Chiariamo, non che non ci abbia provato con tutte le sue forze a
levarsi di dosso quella specie di piattola: al primo assalto, lo ha gentilmente
invitato a levarsi dalle scatole con un altrettanto gentile calcio nel
didietro; al secondo, ha allontanato la sua faccia da schiaffi
spiaccicandovi contro il proprio palmo – sempre usando la sua
naturale accortezza;
alla terza ha sbuffato ormai seccato, cercando di liberarsi andando di
gomito.
Tutto, irrimediabilmente, inutile.
Kise, nel volergli stare appiccicato, dimostra un’ostinazione
degna del peggiore degli sciocchi. Sarà pure un genio sul
campo da basket, ma la sua stupidità in tutti gli altri
ambiti dell’umano essere compensa fin troppo bene.
A questo punto non gli rimane che sospirare un’altra volta,
arrendendosi all’evidenza dei fatti: non si
libererà dell’abbraccio di Kise almeno fino a
quando il film che hanno deciso di vedere non finirà.
Almeno, pensa, non ha dovuto rendere pubblica questa umiliazione.
Probabilmente però la sua personale fonte di pensieri deve
aver mal interpretato il suo sospiro di sommo disappunto, a giudicare
da come si lascia sfuggire un risolino compiaciuto mentre le sue
braccia si stringono attorno al busto di Kasamatsu.
E no, quel accenno di calore sulle guance non significa affatto che il
capitano della Kaijo stia arrossendo. Assolutamente no.
Perché mai dovrebbe essere contento di una cosa simile,
suvvia! No, è impensabile anche solo ipotizzare che, in
fondo, ma molto in fondo, quel momento gli faccia piacere. È
totalmente
fuori discussione.
Volta appena lo sguardo – l’unico movimento che
può fare, visto da come pare il suo corpo si sia
pietrificato - trovando improvvisamente molto interessante una lampada
dai dubbi colori e dalla dubbia forma comprata dalla madre –
manco a dirlo, Kise l’ha trovata subito “super-fantastica”.
Non è che sia proprio in imbarazzo, mettiamolo per inciso;
può sopravvivere a una situazione del genere, con un
po’ di buon impegno.
L’unico problema è che sta cominciando a trovare
piacevole il calore del corpo di Kise, la sensazione del viso del
ragazzo poggiato sulla propria spalla, quei capelli biondi che gli
solleticano il collo, e persino l’orecchino
dell’altro che gli si è conficcato nella pelle.

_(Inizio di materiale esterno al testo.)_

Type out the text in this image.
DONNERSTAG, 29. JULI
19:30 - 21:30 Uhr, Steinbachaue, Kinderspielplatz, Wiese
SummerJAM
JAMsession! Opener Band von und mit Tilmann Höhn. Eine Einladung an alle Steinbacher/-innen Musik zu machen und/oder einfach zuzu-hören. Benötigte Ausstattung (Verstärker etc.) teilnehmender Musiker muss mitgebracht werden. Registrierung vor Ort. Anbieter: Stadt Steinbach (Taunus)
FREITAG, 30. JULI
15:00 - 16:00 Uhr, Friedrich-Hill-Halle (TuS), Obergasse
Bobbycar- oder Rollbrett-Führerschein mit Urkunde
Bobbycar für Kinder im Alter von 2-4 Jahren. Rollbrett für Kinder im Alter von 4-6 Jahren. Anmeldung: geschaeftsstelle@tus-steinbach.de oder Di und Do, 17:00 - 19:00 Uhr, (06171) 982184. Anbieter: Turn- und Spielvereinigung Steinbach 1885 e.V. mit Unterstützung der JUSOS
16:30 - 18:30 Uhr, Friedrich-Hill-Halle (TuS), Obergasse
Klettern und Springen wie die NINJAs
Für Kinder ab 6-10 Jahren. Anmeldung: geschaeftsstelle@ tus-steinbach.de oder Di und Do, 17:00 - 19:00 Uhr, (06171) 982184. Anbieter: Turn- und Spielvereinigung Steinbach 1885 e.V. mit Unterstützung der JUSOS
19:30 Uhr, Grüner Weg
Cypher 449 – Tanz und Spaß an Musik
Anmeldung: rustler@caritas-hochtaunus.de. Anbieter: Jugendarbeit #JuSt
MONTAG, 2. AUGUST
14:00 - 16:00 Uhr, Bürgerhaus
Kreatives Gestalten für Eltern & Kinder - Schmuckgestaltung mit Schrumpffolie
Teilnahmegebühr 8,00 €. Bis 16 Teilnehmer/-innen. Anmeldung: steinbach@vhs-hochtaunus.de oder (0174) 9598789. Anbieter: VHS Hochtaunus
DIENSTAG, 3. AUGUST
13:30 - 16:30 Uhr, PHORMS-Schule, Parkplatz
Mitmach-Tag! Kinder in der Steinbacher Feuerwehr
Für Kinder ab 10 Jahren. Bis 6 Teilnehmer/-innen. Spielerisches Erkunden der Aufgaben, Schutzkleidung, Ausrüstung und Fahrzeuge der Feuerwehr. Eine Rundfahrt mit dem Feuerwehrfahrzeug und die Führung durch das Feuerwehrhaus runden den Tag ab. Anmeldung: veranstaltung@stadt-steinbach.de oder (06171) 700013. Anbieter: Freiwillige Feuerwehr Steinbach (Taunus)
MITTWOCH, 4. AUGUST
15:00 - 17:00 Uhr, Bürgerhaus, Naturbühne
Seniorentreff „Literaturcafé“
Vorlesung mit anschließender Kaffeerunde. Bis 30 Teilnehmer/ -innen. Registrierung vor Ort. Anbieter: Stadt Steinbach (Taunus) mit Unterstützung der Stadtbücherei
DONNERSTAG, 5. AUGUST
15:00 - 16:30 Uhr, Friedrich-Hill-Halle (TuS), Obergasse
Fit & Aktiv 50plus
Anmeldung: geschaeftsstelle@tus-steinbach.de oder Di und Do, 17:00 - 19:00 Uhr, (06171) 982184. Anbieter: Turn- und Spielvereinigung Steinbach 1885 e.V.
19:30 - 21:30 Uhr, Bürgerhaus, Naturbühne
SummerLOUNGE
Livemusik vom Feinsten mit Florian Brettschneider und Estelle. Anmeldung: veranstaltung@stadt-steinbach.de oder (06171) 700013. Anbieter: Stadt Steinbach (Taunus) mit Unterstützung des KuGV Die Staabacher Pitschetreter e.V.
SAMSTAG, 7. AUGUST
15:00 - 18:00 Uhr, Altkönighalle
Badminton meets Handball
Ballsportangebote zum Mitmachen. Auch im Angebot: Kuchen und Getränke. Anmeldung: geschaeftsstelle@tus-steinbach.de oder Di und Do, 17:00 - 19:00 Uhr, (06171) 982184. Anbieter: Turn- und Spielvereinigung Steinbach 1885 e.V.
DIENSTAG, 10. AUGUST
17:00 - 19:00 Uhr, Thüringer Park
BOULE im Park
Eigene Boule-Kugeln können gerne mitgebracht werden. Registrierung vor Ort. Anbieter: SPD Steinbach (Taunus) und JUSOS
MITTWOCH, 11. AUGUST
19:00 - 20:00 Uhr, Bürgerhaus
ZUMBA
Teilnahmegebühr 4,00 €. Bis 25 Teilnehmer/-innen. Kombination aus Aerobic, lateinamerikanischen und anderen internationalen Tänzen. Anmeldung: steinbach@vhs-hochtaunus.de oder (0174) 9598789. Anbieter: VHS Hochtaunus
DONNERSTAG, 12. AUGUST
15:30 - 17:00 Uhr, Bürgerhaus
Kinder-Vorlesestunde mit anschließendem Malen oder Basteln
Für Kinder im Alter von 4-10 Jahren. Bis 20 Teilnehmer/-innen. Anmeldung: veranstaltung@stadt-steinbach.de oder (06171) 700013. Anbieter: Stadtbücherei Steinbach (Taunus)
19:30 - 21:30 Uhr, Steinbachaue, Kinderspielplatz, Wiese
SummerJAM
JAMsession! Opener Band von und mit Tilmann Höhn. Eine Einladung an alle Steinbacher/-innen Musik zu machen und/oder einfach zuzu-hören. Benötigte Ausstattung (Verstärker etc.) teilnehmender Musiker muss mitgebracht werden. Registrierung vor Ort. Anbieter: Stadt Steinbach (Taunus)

Non è così malaccio, dopotutto; lo è
ammetterlo con così tanta semplicità.
Ma è proprio mentre Kasamatsu è lì
lì per cominciare a prendere in considerazione
l’idea di abituarsi a questo nuovo stato di cose, che Kise fa
qualcosa di inaspettato, rompendo tragicamente l’equilibrio.
Al capitano gli ci vuole un po’ prima di riuscire a
catalogare che razza di verso
provenga dalla gola dell’altro; inutile dire che, quando
finalmente comprende, diventa rosso fino alla punta dei capelli.
È così sorpreso che ci mette un po’
prima di imbroccare il giusto insulto da invocare contro Kise.
“I-idiota!” gli riesce alla fine di dire, andando
di nuovo a comprimere il palmo contro il viso dell’altro,
nemmeno tema che tanta stupidità possa contagiarlo.
“Come cavolo ti viene in mente di cominciare a fare le fusa? Non
sei un gatto!”
Il finale del film Kasamatsu-senpai non riuscì a vederlo,
né a sentirlo, sovrastato dai lamenti e dai piagnistei di un
“povero,
piccolo, Kise che voleva solo dimostrare il suo grande affetto”.